Open HuyNguyen-hust opened 3 months ago
Hi @HuyNguyen-hust. Honestly, I'm not quite sure, this kernel config was directly copied from the official repository.
And I think this is because large smem size will be split into multi "page" and Atom should no exceed one “page”? According to this comment,
// For example, for d=128, smem is split into 2 "pages", each page takes care of columns
// 0-63 and 64-127. If we have 16 threads per row for gmem read, when we write to smem,
// thread 0 - 7 will write to the first page and thread 8 - 15 will write to the second page,
// to the same banks.
And you can print SmemLayoutAtomQ{} and SmemLayoutQ{} and you will found SmemLayoutQ{} is like Sw<3,3,3> o _0 o (_64,(_64,_4)):(_64,(_1,_4096))
. Kind of (64, npages)?
Thank you for your instant response. I think you are right. IMO, it wouldn't lead to any wrong results but unexpected accessing pattern. If we set SmemLayoutAtomQ shape = (8, 128), we will be dealing with a 64-bank width row, where smem is split into 2 pages. The layout is now looking like this (with each element is one uint128_t):
0 1 2 3 4 5 6 7 8 9 10 11 12 13 14 15
+----+----+----+----+----+----+----+----+----+----+----+----+----+----+----+----+
0 | 0 | 1 | 2 | 3 | 4 | 5 | 6 | 7 | 9 | 8 | 11 | 10 | 13 | 12 | 15 | 14 |
+----+----+----+----+----+----+----+----+----+----+----+----+----+----+----+----+
1 | 18 | 19 | 16 | 17 | 22 | 23 | 20 | 21 | 27 | 26 | 25 | 24 | 31 | 30 | 29 | 28 |
+----+----+----+----+----+----+----+----+----+----+----+----+----+----+----+----+
2 | 36 | 37 | 38 | 39 | 32 | 33 | 34 | 35 | 45 | 44 | 47 | 46 | 41 | 40 | 43 | 42 |
+----+----+----+----+----+----+----+----+----+----+----+----+----+----+----+----+
3 | 54 | 55 | 52 | 53 | 50 | 51 | 48 | 49 | 63 | 62 | 61 | 60 | 59 | 58 | 57 | 56 |
+----+----+----+----+----+----+----+----+----+----+----+----+----+----+----+----+
So with swizzle or not, thread 0 - 7 will write to the first page (first 7 columns or 32 banks) and thread 8 - 15 will write to the second page (next 7 columns but still same banks)

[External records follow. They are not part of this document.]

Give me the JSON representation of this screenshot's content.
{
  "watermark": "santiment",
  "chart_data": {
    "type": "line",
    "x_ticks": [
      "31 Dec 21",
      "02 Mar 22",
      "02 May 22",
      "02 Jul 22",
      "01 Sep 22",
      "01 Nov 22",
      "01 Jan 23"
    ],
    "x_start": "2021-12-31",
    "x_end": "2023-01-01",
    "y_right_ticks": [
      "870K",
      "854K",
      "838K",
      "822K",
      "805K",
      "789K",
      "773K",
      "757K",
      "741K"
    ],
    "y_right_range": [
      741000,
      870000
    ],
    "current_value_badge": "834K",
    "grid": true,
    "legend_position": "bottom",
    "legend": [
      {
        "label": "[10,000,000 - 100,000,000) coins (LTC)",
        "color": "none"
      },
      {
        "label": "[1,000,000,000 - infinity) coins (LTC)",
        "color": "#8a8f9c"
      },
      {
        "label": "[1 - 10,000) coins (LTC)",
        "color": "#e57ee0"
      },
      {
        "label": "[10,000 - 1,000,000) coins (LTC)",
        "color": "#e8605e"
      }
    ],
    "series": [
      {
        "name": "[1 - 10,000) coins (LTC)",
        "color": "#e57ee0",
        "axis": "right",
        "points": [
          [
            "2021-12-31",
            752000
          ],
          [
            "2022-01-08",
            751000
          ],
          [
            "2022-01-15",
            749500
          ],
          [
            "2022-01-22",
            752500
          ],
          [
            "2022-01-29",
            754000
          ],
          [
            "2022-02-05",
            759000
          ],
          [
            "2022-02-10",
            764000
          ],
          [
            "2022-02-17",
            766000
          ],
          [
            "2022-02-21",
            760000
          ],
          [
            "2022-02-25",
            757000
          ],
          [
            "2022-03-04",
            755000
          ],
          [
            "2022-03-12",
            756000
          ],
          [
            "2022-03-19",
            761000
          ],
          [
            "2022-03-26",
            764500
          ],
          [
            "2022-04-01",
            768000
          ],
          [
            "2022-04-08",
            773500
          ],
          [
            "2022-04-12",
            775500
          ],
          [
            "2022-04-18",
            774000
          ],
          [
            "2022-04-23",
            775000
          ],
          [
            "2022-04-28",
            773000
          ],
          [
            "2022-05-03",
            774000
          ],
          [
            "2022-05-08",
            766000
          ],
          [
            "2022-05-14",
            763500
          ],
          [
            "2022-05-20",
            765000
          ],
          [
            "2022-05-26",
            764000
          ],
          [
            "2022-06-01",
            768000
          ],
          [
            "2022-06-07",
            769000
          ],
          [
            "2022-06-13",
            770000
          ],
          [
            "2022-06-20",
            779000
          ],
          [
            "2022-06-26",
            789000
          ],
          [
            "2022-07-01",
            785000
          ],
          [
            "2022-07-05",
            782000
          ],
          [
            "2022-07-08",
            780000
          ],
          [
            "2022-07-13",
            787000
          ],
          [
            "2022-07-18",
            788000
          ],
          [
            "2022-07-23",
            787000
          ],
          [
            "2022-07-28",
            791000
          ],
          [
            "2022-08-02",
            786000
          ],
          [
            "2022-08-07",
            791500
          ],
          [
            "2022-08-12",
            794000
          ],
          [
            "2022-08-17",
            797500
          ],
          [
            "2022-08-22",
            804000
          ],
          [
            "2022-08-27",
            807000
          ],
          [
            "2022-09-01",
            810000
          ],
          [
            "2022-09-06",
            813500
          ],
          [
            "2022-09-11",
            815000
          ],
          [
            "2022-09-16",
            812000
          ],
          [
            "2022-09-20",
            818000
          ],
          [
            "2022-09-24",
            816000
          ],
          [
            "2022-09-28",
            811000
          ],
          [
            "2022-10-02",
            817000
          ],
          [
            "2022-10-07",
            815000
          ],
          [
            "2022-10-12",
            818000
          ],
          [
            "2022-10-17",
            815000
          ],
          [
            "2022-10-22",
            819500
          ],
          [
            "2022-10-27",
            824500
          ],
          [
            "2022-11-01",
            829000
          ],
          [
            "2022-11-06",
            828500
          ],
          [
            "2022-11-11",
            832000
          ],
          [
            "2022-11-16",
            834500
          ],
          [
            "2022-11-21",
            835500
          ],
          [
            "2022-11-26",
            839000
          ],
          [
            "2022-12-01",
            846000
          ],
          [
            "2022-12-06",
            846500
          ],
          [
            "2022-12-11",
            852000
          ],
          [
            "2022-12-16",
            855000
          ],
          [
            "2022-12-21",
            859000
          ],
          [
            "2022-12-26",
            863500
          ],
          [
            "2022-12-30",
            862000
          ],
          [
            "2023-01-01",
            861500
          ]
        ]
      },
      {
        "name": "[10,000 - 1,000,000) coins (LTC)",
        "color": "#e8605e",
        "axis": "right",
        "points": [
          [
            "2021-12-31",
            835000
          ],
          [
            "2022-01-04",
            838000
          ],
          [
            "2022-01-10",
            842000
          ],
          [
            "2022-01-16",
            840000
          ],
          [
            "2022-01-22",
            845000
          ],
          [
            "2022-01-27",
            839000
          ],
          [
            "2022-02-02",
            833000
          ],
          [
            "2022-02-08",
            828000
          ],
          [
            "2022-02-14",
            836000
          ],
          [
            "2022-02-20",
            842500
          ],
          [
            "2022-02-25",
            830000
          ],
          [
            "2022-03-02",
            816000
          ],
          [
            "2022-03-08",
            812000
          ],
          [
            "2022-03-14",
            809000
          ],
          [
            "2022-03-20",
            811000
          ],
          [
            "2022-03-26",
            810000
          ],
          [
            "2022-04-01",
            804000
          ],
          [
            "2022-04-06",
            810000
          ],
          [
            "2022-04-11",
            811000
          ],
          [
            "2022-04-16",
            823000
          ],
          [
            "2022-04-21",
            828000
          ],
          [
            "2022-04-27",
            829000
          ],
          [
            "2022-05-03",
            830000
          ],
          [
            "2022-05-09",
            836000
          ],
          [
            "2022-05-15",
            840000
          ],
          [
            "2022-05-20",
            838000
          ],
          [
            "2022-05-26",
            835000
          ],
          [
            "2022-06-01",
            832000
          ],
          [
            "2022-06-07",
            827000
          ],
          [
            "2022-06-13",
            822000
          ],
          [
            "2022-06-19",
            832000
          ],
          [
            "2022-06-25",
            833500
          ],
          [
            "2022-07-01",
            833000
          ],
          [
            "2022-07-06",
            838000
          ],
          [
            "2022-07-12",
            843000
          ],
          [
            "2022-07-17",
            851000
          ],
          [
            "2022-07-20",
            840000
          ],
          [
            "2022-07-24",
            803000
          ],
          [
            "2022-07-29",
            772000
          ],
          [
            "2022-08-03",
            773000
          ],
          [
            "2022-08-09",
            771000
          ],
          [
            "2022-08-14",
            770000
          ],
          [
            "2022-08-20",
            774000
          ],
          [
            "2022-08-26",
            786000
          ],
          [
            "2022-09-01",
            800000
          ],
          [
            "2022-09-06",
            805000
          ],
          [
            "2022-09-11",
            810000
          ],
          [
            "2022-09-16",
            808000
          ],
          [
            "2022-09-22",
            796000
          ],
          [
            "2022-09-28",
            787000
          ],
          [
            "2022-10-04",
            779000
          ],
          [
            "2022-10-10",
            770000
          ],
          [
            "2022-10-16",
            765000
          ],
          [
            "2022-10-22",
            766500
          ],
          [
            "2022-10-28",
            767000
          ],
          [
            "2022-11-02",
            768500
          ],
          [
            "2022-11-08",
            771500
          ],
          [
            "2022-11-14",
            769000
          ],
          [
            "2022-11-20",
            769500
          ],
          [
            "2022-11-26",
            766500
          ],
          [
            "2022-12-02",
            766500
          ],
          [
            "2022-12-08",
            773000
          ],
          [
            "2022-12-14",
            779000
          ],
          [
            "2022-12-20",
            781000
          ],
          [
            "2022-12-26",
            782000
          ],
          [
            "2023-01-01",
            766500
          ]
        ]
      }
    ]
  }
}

Hi @66RING, thank you for your helpful work. I have one question about the use of kBlockKSmem in csrc/kernel_traits.h. When you define SmemLayoutAtomQ:
You note that using kHeadDim instead of kBlockKSmem would lead to wrong results. I don't understand why, can you please explain?